Local Classical Strategies vs Geometrical Quantum Constraints

TL;DR

This paper demonstrates through a computational simulation that classical local strategies cannot replicate quantum entanglement correlations due to geometric constraints, challenging the classical explanation of quantum phenomena.

Contribution

It introduces a novel geometric approach and simulation method showing classical strategies fail to reproduce quantum entanglement correlations.

Findings

Classical strategies cannot fully reproduce quantum correlations.

Quantum geometric restrictions are incompatible with classical local operations.

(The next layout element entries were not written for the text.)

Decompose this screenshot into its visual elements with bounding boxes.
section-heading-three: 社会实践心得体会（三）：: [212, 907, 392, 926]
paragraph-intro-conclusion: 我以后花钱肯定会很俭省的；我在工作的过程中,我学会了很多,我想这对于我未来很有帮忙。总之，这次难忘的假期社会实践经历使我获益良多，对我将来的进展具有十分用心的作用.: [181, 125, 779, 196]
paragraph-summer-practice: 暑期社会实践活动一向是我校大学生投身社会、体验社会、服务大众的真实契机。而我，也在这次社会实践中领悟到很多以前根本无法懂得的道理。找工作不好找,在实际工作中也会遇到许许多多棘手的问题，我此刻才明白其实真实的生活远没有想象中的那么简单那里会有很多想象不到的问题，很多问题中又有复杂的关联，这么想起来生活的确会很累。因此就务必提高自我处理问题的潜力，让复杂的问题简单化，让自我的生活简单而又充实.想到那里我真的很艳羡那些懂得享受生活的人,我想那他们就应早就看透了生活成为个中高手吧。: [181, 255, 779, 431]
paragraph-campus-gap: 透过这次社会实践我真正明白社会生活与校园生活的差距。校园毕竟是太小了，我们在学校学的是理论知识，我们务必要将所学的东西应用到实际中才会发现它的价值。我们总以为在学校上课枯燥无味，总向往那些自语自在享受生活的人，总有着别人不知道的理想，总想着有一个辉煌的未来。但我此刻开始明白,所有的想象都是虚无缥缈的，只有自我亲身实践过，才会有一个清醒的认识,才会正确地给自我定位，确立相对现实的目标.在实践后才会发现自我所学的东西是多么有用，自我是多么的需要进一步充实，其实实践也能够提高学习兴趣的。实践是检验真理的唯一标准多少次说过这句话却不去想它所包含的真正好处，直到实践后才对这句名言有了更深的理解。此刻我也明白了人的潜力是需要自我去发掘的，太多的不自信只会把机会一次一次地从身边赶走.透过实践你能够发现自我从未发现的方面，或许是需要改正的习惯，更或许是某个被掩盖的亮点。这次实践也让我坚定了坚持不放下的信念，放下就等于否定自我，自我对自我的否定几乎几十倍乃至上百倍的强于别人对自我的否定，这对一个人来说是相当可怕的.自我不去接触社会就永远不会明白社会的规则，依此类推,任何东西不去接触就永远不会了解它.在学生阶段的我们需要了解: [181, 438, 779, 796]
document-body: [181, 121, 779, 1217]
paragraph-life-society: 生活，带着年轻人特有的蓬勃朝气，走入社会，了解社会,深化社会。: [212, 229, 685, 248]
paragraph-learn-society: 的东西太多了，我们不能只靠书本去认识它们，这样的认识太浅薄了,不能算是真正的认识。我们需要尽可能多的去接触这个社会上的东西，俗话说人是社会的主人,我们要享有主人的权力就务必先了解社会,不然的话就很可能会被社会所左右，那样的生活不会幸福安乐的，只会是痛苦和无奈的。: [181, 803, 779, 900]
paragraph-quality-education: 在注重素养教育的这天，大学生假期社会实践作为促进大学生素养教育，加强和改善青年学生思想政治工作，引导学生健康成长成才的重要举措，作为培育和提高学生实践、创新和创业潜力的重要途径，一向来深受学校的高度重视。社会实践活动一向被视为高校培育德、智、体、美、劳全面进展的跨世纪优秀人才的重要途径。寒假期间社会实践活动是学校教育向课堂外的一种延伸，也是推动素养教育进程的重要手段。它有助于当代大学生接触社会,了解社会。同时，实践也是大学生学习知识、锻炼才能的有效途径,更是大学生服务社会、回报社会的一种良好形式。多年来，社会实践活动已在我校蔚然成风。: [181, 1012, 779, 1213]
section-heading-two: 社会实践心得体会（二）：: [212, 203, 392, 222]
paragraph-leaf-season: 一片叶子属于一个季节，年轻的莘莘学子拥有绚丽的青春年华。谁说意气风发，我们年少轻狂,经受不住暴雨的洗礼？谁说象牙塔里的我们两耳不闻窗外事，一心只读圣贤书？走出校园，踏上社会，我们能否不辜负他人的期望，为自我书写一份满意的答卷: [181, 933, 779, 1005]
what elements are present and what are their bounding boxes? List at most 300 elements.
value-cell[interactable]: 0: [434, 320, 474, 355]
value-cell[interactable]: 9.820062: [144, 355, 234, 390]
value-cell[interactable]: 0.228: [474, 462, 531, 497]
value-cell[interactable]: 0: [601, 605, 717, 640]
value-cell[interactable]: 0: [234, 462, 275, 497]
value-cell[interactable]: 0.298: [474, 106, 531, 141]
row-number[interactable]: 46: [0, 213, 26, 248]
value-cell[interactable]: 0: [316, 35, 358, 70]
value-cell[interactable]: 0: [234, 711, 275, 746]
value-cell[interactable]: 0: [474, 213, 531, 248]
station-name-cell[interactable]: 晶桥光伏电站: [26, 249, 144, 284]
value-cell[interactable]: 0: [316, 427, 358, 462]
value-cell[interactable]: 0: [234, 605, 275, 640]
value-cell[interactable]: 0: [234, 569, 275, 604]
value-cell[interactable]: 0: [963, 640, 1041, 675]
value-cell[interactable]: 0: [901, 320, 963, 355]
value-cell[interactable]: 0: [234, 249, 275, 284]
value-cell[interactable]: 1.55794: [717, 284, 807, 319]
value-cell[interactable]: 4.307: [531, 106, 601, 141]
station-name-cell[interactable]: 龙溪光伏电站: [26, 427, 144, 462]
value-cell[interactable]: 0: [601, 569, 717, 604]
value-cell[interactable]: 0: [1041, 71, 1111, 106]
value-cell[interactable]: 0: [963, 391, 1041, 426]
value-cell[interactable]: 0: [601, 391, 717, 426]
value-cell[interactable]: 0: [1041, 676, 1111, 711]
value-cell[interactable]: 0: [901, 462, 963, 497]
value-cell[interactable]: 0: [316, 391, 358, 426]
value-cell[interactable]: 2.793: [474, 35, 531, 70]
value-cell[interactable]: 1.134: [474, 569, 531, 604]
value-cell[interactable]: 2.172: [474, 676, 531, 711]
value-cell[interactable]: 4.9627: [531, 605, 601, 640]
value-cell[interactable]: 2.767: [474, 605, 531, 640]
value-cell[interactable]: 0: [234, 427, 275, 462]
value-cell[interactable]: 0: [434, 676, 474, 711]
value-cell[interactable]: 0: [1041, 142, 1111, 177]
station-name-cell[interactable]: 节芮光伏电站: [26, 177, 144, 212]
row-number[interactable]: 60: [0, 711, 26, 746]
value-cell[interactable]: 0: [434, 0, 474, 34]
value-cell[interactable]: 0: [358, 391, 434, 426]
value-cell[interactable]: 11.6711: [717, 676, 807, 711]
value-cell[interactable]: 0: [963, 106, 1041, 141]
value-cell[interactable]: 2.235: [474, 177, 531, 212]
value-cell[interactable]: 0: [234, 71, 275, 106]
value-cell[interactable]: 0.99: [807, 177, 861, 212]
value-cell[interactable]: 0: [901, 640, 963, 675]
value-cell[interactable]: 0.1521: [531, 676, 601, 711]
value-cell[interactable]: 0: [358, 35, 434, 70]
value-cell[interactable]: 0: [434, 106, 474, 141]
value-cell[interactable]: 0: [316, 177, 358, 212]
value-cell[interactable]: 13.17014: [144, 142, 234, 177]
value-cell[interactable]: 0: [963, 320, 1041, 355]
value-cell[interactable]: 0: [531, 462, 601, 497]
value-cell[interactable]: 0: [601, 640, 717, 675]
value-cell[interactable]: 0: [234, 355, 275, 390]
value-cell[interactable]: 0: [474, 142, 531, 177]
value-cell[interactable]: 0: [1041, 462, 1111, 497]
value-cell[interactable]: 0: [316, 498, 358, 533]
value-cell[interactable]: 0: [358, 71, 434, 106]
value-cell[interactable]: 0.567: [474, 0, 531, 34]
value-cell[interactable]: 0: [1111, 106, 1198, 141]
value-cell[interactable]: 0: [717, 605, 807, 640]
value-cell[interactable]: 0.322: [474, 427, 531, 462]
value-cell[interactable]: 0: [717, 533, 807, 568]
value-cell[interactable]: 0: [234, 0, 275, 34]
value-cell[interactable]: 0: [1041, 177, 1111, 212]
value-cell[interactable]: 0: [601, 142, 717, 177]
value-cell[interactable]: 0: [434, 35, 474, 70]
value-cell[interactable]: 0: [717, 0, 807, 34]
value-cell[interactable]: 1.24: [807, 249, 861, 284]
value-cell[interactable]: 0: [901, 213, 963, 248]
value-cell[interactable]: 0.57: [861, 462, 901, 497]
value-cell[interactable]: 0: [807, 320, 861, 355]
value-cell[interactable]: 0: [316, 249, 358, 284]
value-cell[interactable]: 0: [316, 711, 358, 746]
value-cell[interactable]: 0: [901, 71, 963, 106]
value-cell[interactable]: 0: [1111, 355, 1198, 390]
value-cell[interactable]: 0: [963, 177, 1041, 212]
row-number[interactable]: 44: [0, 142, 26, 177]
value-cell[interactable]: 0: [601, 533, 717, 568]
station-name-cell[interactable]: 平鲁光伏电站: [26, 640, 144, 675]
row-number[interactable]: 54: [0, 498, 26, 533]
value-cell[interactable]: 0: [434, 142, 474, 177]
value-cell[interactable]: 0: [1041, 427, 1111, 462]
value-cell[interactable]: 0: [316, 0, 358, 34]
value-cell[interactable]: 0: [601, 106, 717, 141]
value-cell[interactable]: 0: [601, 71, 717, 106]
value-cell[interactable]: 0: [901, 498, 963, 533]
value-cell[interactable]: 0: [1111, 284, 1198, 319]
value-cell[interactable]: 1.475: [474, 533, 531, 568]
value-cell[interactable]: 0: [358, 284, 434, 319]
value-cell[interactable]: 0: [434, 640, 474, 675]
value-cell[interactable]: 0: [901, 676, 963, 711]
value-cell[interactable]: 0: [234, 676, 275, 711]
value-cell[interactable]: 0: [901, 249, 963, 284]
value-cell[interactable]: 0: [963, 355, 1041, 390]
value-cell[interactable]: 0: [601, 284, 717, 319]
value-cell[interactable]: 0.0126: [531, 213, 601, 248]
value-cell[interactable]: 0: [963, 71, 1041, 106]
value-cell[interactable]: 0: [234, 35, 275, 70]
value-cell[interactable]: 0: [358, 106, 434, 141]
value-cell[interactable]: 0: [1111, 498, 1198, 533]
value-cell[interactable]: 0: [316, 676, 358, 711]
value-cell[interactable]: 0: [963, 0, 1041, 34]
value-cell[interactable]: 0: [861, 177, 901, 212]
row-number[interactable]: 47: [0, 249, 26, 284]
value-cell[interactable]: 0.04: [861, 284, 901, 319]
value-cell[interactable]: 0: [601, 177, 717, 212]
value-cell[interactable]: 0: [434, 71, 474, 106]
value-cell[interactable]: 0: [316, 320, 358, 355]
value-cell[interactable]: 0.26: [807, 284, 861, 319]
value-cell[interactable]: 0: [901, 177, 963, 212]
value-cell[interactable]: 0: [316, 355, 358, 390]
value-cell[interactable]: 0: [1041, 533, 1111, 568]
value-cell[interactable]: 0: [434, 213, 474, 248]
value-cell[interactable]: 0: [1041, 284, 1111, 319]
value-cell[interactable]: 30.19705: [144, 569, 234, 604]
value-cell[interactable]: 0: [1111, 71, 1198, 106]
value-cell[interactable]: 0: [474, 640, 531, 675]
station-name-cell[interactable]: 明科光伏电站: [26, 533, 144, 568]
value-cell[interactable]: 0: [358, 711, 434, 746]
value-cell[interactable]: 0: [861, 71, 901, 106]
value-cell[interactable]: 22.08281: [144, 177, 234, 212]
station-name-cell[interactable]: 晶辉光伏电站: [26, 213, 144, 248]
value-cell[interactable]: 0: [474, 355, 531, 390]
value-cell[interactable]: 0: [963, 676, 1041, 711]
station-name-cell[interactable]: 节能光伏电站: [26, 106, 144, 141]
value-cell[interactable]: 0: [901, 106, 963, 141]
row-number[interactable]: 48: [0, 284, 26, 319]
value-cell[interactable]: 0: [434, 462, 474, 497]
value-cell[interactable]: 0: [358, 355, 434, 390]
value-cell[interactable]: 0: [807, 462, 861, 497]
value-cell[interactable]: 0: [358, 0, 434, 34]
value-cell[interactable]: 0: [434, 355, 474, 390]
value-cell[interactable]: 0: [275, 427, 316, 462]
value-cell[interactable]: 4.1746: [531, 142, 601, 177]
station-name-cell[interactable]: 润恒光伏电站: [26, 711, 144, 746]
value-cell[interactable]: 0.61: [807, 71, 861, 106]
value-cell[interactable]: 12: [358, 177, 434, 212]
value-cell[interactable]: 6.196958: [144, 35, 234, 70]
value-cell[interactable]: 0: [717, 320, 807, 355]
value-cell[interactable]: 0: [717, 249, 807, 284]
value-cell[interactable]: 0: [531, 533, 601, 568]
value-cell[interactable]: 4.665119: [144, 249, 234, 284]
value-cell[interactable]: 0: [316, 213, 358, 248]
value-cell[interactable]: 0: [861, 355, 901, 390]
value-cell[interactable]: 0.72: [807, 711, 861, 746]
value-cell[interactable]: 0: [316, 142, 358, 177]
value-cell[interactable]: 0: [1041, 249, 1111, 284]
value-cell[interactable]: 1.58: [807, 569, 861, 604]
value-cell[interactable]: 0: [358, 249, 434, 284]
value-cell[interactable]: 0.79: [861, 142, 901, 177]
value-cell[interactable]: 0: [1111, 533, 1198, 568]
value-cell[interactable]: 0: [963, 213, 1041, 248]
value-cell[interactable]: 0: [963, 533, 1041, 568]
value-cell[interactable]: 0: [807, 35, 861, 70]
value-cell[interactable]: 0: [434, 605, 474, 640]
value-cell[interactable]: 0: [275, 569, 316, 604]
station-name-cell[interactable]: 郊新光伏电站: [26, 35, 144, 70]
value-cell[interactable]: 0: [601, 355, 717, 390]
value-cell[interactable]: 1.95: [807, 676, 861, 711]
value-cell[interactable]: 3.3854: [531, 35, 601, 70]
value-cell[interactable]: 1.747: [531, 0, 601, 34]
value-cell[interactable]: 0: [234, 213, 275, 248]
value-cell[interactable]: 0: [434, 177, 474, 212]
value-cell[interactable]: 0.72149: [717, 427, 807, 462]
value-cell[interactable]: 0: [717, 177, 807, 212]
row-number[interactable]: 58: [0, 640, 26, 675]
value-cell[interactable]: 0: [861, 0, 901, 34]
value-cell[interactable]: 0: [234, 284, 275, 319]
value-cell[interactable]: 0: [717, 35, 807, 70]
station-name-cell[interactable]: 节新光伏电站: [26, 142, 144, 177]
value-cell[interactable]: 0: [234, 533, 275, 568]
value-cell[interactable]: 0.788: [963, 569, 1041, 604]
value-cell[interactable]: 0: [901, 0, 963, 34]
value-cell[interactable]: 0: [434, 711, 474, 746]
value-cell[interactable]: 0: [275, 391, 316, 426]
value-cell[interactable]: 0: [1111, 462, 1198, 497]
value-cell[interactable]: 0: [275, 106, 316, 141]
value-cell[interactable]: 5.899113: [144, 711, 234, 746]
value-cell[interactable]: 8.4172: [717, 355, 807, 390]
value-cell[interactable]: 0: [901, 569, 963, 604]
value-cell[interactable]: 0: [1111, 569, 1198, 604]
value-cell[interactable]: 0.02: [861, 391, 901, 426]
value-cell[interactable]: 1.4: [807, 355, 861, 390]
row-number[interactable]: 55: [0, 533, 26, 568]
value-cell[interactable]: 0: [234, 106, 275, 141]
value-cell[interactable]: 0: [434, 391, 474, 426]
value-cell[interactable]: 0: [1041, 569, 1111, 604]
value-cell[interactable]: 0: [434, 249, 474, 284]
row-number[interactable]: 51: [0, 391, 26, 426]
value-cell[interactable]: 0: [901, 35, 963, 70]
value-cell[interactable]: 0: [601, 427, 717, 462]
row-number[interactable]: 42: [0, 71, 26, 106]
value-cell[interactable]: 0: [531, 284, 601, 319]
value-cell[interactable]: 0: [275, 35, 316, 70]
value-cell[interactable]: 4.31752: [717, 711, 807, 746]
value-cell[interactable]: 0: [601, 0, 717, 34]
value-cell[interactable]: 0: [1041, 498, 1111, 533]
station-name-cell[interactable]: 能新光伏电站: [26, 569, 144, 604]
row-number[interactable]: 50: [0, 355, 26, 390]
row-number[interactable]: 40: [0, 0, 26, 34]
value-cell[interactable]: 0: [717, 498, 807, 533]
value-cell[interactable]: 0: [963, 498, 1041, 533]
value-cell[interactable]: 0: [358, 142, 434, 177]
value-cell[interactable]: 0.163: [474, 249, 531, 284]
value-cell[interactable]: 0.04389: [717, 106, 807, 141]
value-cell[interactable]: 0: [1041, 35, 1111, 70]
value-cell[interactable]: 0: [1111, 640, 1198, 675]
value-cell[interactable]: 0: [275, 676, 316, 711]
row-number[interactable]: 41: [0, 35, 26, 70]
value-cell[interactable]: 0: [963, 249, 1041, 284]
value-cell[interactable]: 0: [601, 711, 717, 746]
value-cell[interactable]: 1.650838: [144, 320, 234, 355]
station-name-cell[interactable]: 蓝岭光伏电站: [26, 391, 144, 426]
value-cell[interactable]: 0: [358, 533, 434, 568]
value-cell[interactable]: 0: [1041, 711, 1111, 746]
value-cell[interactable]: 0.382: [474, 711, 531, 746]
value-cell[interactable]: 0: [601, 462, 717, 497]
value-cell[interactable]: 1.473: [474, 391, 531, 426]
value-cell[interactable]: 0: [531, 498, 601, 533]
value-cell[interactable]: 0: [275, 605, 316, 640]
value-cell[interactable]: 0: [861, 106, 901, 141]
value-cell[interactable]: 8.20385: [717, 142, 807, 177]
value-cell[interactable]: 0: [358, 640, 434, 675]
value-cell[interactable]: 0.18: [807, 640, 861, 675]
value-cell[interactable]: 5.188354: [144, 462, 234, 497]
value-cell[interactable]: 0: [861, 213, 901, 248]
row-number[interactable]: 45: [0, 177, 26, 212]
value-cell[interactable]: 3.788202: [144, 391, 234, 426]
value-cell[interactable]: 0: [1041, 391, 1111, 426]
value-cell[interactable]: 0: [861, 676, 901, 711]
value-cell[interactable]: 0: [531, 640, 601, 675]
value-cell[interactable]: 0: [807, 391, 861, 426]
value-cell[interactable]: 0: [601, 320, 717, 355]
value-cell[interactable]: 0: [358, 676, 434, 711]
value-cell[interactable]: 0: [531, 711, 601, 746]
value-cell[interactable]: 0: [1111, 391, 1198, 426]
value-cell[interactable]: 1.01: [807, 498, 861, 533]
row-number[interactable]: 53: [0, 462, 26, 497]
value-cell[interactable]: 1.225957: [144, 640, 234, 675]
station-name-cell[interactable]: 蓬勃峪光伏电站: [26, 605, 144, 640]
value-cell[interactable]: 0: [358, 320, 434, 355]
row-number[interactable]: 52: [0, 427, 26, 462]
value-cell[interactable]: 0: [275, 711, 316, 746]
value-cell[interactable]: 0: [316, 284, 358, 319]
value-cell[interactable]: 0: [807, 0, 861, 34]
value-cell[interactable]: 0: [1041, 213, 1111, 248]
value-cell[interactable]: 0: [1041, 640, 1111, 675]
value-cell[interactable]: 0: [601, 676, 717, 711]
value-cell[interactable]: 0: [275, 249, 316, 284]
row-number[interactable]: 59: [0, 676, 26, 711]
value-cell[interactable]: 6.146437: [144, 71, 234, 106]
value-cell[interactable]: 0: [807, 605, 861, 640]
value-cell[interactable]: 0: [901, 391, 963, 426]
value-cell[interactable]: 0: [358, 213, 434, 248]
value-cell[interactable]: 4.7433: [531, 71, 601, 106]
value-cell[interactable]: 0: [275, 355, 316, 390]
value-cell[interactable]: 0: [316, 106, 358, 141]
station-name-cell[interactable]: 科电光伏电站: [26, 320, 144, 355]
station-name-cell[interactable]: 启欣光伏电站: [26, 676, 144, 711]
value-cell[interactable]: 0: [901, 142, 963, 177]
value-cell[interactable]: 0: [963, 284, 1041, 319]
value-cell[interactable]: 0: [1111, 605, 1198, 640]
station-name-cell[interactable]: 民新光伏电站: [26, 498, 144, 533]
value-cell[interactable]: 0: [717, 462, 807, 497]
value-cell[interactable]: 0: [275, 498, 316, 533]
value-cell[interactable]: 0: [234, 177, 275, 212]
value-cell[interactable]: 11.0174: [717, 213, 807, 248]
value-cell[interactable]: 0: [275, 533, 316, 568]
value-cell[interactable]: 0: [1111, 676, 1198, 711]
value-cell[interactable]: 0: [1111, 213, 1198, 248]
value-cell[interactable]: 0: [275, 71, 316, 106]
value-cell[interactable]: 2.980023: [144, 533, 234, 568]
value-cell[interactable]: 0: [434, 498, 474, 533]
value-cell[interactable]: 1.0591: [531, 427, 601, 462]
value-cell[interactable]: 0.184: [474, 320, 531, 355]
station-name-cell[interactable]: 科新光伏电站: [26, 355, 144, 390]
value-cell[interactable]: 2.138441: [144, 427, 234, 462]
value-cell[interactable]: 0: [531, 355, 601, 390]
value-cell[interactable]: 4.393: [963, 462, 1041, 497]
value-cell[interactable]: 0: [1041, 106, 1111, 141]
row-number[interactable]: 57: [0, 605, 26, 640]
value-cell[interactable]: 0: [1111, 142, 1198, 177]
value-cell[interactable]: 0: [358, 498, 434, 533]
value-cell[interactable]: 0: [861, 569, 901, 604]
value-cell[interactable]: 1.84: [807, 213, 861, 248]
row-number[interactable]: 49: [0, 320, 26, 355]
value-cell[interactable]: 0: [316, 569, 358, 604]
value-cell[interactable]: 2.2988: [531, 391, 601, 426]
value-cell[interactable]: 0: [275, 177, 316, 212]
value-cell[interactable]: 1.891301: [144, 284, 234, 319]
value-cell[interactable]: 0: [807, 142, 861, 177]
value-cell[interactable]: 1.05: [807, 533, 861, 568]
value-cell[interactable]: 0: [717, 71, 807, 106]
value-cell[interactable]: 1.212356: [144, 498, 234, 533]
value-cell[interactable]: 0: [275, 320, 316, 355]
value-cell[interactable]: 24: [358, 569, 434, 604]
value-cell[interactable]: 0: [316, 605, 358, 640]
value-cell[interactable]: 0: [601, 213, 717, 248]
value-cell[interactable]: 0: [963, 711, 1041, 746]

Simulation confirms the fundamental difference between classical and quantum correlations.

Abstract

We use an alternative approach to show that quantum entanglement-like correlations cannot be reproduced for any classical protocol. In our proposal, quantum geometric restrictions are impose over the physical system related to the existence of entanglement and we demonstrate that there is no classical local strategy that can reproduce them completely. Typically, the implementations of Bell inequalities have as a starting point the expectation of classical behavior and as conclusion the violation due to the quantum character of the system. We go the other way around. For this purpose, we build a computational simulation based on the scheme of non-communicating students. In this scheme, the students cannot manipulate the quantum systems but they may set up in advance a common strategy and share some common classical data in order to try to reproduce the given quantum correlations of such systems. By thoroughly searching in the whole space of classical strategies we conclude that local operations and classical communications does not satisfy the geometrical constraints imposed by quantum entanglement.